Nor does she live a particularly expensive life now. The main difference is taking cabs. ‘I used to rollerblade everywhere. It was how I got around for years. A lot of things have changed; it’s partly getting older. I used to write in a journal every morning for 20 years, starting in 1980. I realise I haven’t even looked at it for six months. It’s a private relationship I no longer need as much.’

But Falco is deeply ritualistic; she goes to the same little coffee shop every morning, and runs along the Hudson river every day at 7am. ‘I’m a little less tyrannical than I used to be. It’s always been about keeping a sense of order in my life because it’s an odd career I’ve chosen and so much about it is beyond my control. So much of my life is in the hands of people I don’t know.’

She found her time in London (in Side Man, then The Vagina Monologues) occasionally hard for those reasons. ‘London is a spectacular city,’ she says wistfully. ‘But because I’m such a homebody I got terrifically homesick. I also have a dog that is the centre of my life. I couldn’t bring her with me for those six months and it was excruciating.
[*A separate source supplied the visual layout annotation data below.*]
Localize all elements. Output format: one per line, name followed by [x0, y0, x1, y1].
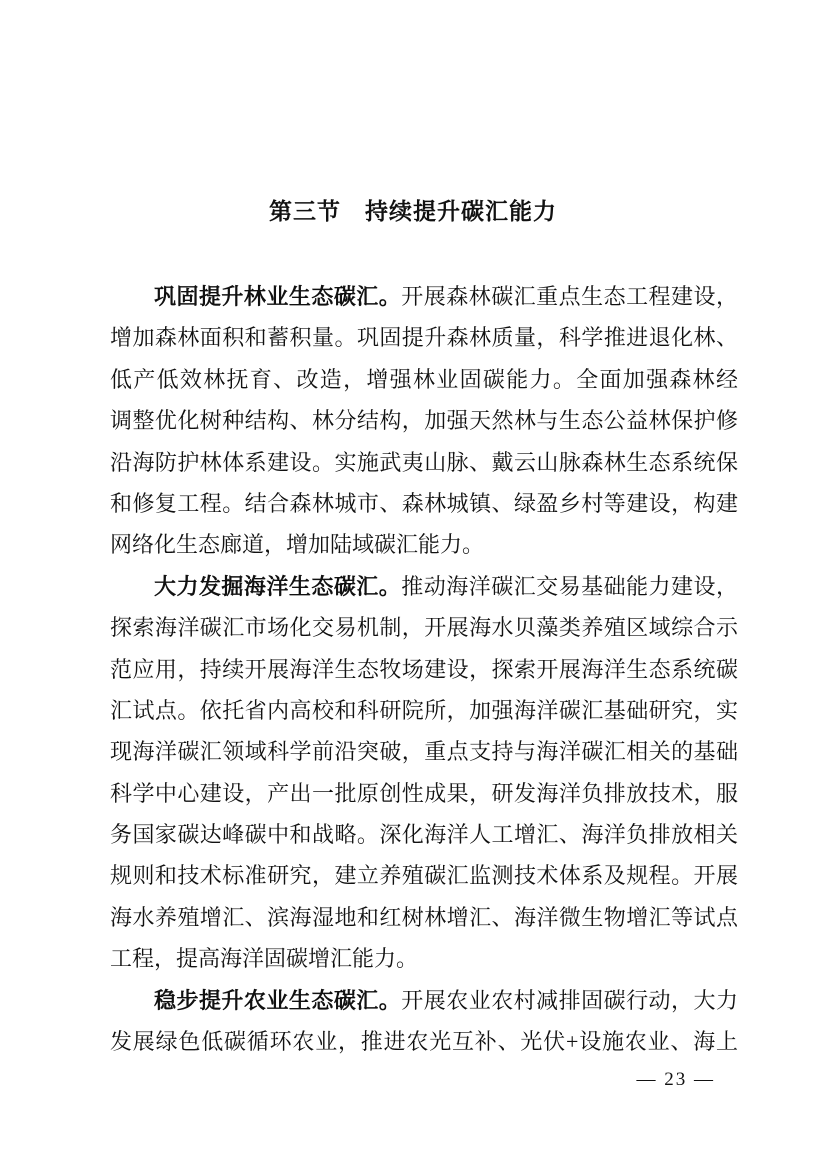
text-line: 海水养殖增汇、滨海湿地和红树林增汇、海洋微生物增汇等试点	[110, 904, 738, 930]
text-run: 开展农业农村减排固碳行动，大力	[401, 987, 738, 1013]
text-line: 工程，提高海洋固碳增汇能力。	[110, 946, 419, 972]
text-line: 增加森林面积和蓄积量。巩固提升森林质量，科学推进退化林、	[110, 325, 738, 351]
text-line: 科学中心建设，产出一批原创性成果，研发海洋负排放技术，服	[110, 780, 738, 806]
text-line: 发展绿色低碳循环农业，推进农光互补、光伏+设施农业、海上	[110, 1029, 738, 1055]
text-run: 开展森林碳汇重点生态工程建设，	[401, 284, 738, 309]
text-line: 沿海防护林体系建设。实施武夷山脉、戴云山脉森林生态系统保	[110, 449, 738, 475]
text-run: 推动海洋碳汇交易基础能力建设，	[401, 573, 738, 599]
text-line: 务国家碳达峰碳中和战略。深化海洋人工增汇、海洋负排放相关	[110, 822, 738, 848]
text-line: 调整优化树种结构、林分结构，加强天然林与生态公益林保护修	[110, 408, 738, 434]
text-line	[110, 566, 738, 607]
text-line: 现海洋碳汇领域科学前沿突破，重点支持与海洋碳汇相关的基础	[110, 739, 738, 765]
text-line	[110, 980, 738, 1021]
page-number: — 23 —	[636, 1069, 715, 1090]
text-line: 探索海洋碳汇市场化交易机制，开展海水贝藻类养殖区域综合示	[110, 615, 738, 641]
text-line: 网络化生态廊道，增加陆域碳汇能力。	[110, 532, 485, 558]
text-line: 范应用，持续开展海洋生态牧场建设，探索开展海洋生态系统碳	[110, 656, 738, 682]
document-body	[110, 276, 738, 1062]
paragraph-lead: 巩固提升林业生态碳汇。	[154, 284, 402, 309]
paragraph-lead: 大力发掘海洋生态碳汇。	[154, 573, 402, 599]
text-line: 和修复工程。结合森林城市、森林城镇、绿盈乡村等建设，构建	[110, 490, 738, 516]
text-line: 规则和技术标准研究，建立养殖碳汇监测技术体系及规程。开展	[110, 863, 738, 889]
text-line	[110, 276, 738, 317]
section-title: 第三节 持续提升碳汇能力	[269, 199, 557, 224]
text-line: 汇试点。依托省内高校和科研院所，加强海洋碳汇基础研究，实	[110, 697, 738, 723]
paragraph-lead: 稳步提升农业生态碳汇。	[154, 987, 402, 1013]
text-line: 低产低效林抚育、改造，增强林业固碳能力。全面加强森林经	[110, 366, 738, 392]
Meanwhile I kept walking through Hyde Park, shopping at Selfridges and thinking, I wish I was present enough to be enjoying it. I was also missing my friends and the coffee shop on the corner. I get very attached. I don’t pick up and move around easily.’

Speaking of her particular affection for her dog Marley, a lab-shepherd mix, Falco says, ‘Well, you know, I’m of the age when many women have children and most of my friends do. It’s not feasible for me with the schedule I’m keeping. I think it’s something I’ll eventually do. But I never have any idea what’s going to happen to me next week. So who knows, I may never have a family. I’d have to meet the right man first. I’m not in a relationship now, and that seems an impossible task. And I’m not interested in raising a kid by myself. But in the back of my mind I’m thinking, I’d like that some day.’
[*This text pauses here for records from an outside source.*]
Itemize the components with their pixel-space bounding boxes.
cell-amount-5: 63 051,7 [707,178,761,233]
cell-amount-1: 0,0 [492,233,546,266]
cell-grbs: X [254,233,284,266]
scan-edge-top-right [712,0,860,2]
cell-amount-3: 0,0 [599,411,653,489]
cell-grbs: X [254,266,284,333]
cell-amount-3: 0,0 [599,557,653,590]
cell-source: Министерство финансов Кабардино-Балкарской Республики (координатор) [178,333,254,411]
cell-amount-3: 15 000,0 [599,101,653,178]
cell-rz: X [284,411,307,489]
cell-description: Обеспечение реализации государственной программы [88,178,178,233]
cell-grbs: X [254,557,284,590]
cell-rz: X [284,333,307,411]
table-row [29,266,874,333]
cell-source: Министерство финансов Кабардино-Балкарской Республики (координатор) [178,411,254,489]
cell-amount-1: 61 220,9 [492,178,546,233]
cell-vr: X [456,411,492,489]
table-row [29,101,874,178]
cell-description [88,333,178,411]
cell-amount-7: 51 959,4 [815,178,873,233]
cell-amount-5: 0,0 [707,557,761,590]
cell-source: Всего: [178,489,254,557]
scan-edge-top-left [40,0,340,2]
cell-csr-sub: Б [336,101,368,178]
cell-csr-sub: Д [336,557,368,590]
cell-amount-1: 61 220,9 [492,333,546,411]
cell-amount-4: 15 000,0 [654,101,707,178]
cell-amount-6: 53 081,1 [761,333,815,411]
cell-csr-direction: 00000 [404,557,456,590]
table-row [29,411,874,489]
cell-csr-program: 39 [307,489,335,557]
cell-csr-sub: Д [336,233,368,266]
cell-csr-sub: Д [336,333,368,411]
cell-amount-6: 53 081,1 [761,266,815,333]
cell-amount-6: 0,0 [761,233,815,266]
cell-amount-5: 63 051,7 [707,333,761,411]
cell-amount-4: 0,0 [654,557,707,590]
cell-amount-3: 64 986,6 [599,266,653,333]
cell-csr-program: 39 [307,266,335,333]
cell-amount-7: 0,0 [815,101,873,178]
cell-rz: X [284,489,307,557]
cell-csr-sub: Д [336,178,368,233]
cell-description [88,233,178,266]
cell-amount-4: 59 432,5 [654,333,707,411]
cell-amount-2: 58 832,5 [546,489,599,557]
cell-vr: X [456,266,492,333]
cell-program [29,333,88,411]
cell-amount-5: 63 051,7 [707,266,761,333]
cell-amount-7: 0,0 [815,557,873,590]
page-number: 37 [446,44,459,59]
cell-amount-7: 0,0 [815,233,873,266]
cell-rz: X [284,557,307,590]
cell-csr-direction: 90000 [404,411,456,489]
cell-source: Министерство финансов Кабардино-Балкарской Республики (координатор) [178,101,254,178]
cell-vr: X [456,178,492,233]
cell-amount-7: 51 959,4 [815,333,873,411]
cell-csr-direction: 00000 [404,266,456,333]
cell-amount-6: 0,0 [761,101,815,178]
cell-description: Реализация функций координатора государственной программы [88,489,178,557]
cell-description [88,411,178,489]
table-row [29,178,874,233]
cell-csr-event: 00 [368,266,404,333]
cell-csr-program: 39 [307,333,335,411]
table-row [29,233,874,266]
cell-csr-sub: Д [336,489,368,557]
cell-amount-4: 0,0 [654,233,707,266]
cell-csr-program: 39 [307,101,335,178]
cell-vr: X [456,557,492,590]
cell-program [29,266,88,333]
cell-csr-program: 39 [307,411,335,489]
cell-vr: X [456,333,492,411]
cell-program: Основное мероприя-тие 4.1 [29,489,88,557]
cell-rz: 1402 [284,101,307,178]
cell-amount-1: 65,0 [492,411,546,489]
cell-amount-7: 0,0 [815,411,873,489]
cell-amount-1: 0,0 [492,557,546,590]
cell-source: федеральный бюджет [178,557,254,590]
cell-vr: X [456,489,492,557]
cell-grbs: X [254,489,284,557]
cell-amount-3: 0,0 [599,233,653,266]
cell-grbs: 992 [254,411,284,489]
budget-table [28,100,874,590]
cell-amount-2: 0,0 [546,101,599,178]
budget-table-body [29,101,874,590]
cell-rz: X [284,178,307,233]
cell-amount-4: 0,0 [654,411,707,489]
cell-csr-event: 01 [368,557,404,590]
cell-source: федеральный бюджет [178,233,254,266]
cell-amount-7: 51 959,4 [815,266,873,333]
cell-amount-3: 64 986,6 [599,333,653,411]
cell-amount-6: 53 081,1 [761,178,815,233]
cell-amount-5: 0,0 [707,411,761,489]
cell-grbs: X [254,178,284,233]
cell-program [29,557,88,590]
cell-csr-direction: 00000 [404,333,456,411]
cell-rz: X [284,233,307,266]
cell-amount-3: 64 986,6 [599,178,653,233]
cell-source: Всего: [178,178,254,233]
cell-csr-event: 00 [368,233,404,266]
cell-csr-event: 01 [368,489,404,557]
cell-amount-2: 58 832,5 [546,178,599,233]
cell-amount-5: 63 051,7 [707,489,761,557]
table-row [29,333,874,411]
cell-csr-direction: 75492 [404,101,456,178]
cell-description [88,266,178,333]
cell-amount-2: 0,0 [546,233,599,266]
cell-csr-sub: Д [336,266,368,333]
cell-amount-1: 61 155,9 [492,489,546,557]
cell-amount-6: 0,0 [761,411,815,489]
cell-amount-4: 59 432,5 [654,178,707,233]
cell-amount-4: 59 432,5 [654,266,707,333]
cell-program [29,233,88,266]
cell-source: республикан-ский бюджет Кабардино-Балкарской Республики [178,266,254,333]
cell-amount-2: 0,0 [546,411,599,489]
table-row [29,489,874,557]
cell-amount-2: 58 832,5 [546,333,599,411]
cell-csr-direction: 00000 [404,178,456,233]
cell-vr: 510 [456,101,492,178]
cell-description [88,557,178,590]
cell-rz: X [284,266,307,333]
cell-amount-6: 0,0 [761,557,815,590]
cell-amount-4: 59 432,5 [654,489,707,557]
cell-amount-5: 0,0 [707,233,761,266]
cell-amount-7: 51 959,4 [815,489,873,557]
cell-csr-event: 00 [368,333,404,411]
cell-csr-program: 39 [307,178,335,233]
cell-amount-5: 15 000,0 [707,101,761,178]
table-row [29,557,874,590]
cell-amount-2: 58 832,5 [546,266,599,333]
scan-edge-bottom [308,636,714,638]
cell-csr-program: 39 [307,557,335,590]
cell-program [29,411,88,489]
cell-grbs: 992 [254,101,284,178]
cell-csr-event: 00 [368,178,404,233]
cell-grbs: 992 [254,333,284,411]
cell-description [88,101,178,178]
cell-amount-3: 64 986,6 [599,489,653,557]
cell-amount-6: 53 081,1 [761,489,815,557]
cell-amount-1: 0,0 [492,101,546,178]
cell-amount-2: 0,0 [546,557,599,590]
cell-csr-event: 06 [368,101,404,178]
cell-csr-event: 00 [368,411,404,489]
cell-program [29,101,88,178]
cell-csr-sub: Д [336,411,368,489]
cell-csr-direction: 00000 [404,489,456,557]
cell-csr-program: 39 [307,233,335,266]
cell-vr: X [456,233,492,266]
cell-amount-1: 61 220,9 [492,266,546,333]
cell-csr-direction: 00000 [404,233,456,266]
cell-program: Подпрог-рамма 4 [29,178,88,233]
She loved working with Sayles and the bumper cast of Sunshine State (Angela Basset, Timothy Hutton, Mary Steenburgen and Jane Alexander). ‘John Sayles hand-wrote a letter to my agent: “Dear Edie, I’m a big fan of yours. Would you consider doing this part in my movie?” Ridiculous! It’s the same as having a brownstone in the West Village. John Sayles writing me a hand-written note asking me to be in his movie.’

The film was shot in Florida. ‘I was living on the beach with my dog for six months. Hangin’ out every night smokin’ cigarettes, drinkin’ wine. It was so much fun. John Sayles just doesn’t take it too seriously. We’d have eight-hour, 10-hour work days. Barbecues, softball, volleyball on the beach. It was all about the social life – they called it Camp Sayles. I’d do it again in a second!’
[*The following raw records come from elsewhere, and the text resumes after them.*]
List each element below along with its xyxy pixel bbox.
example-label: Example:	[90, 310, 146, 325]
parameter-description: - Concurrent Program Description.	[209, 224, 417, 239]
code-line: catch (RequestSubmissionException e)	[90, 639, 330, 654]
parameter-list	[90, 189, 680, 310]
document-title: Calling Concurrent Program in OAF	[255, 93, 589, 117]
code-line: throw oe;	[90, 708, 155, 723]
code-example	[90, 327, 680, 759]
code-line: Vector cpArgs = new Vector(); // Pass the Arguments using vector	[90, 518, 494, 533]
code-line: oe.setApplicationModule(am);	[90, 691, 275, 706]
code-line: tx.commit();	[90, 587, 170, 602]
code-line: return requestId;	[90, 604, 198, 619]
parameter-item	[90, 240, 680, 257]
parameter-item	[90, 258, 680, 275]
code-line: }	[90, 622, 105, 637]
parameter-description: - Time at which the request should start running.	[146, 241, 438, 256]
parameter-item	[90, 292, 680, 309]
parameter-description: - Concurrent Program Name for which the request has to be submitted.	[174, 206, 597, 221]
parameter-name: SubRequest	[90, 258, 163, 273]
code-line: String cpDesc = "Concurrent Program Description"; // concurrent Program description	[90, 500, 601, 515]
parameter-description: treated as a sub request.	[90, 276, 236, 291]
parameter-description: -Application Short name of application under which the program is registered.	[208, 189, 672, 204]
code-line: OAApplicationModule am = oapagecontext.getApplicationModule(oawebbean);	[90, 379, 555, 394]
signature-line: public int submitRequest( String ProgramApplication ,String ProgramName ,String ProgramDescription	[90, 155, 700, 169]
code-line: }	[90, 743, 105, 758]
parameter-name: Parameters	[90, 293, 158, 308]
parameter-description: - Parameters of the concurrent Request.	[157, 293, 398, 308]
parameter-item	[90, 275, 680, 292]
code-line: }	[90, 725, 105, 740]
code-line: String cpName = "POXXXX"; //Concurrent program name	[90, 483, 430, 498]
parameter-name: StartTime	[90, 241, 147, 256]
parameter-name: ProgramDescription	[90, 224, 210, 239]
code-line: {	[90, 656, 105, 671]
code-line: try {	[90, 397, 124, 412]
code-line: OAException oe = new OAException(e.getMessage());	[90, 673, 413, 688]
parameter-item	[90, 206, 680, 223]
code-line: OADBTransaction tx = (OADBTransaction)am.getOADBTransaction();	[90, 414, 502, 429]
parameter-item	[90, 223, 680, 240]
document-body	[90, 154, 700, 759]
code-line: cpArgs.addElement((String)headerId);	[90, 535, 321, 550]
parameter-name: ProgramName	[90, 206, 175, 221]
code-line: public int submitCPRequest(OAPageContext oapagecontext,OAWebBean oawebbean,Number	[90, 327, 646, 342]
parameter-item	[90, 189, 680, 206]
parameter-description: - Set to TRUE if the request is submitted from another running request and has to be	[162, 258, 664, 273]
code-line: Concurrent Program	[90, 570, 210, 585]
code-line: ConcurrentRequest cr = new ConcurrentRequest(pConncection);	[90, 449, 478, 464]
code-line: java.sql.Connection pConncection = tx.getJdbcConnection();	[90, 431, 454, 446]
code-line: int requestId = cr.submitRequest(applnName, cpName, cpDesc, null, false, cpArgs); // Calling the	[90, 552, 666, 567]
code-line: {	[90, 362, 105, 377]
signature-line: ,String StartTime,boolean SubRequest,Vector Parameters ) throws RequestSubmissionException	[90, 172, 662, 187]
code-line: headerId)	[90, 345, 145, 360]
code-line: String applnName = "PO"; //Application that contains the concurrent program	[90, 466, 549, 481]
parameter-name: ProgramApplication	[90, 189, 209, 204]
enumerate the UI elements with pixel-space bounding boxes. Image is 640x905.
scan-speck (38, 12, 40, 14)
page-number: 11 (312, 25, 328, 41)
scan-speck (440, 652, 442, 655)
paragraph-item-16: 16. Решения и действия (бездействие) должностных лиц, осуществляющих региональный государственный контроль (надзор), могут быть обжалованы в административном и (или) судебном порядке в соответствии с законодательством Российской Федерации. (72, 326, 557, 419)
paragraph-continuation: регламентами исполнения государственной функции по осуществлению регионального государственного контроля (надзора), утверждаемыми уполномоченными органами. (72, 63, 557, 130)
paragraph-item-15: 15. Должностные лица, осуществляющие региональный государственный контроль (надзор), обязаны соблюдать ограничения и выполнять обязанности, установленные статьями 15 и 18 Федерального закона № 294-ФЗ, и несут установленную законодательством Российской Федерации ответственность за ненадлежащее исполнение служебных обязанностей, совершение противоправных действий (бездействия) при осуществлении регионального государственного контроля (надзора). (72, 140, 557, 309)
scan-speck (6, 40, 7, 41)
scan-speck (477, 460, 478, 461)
The work with Sayles calls forth her most idealistic yet self-effacing sense of her profession. But behind her modesty you get a sense of Falco’s quiet determination and confidence. ‘I’m smart. I could have done other things. I could have become a lawyer, I guess. I was lucky enough to know pretty early on that this is what I love. I’m also very pig-headed and I decided this is what I’m going to do, however it comes to be.’ Suddenly Falco sounds a bit like Carmela after all.